Speaking during BMO’s Mining Outlook conference call on Thursday, Jackson noted that certain market participants, such as Potash Corporation of Saskatchewan and The Mosaic Company, were spinning a more positive story this week, despite fundamentals for the price outlook remaining weak.
He argued that it was possibly in the companies’ interests to tell a more positive story, considering that Chinese contract negotiations for the crop nutrient might start in the next few weeks.
“We are not so sure that we’ve seen a turn in potash here. Maybe we'll get a short-term floor here, because of seasonality. But we would be concerned that potash prices will continue to fall to the cost curve and things could get worse throughout the year, even if it’s stalled a bit for a couple of months,” he stated.
MARKET GLUT
According to Jackson, demand had not been growing at the required 2.5% longer-term compound annual growth rate (CAGR) in 2015. He stressed that the market needed a CAGR of at least 2.5% to absorb all the new supply coming online. While last year saw a lot of brownfield supply, this year would see a new wave of greenfield supply come online.

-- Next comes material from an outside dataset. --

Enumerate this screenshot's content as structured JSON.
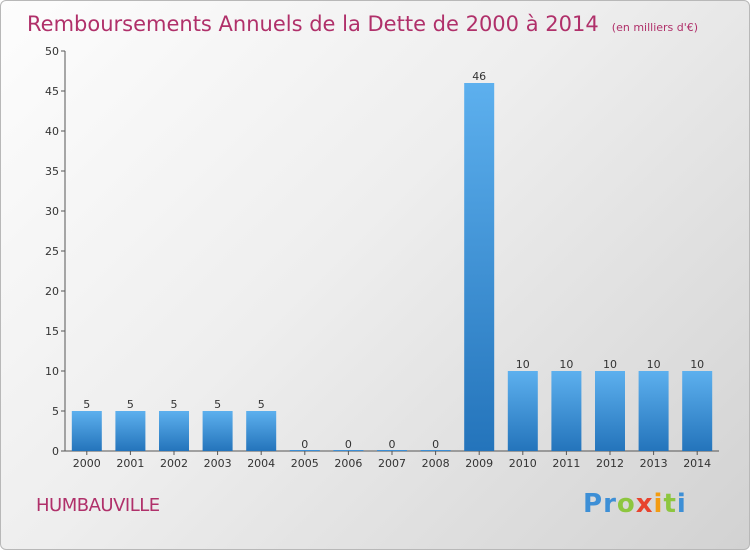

“This will build up to a scenario where potash supply will be out of balance for more than a decade. Basically, every player, except for PotashCorp and Mosaic, are producing as much as they can. It would be difficult for higher prices to materialise five years from now,” he stated.
Significant projects in the pipeline included BHP Billiton’s $2.6-billion Jansen potash project, in Saskatchewan, and K+S Group’s $4.1-billion Legacy project, which was expected to start producing late in 2016, as well as other significant projects coming on stream across the Pacific Ocean.
During the conference, BHP bullishly punted the Jansen project, highlighting company projections that the potash commodity market would probably return to balance early, or in the middle of next decade. The company believed in the ‘phos-commodity’ story, which was premised on an expected increase in demand for more nutritive food from the growing middle class in developing nations.
While PotashCorp and Mosaic had shown discipline in dealing with the significant drop in potash prices last year by rationalising and cutting production, other producers, especially the Russians and the Belarusians, would likely not follow suit.
Canada’s largest potash producer, PotashCorp, had indicated that it would continue with its strategy to cut back output to balance the market, but Jackson warned that falling potash prices could force the company to reassess the strategy at the end of the year, “which could mean several different things”.
He expected North American volumes to decline this year and Canpotex – the logistics and marketing business of Canada’s biggest potash miners PotashCorp, Mosaic and Agrium – to lose market share this year.
Jackson also expected Agrium to cut back on price and volume guidance during its first-quarter results.
Further, in spite of PotashCorp’s TSX-listed stock rising about 13% in the past month and the NYSE-listed stock of Mosaic rising 19% in the same period, Jackson was concerned that the rallies were suspect, saying there was no real basis for these fertiliser names to have rallied in the last couple of weeks.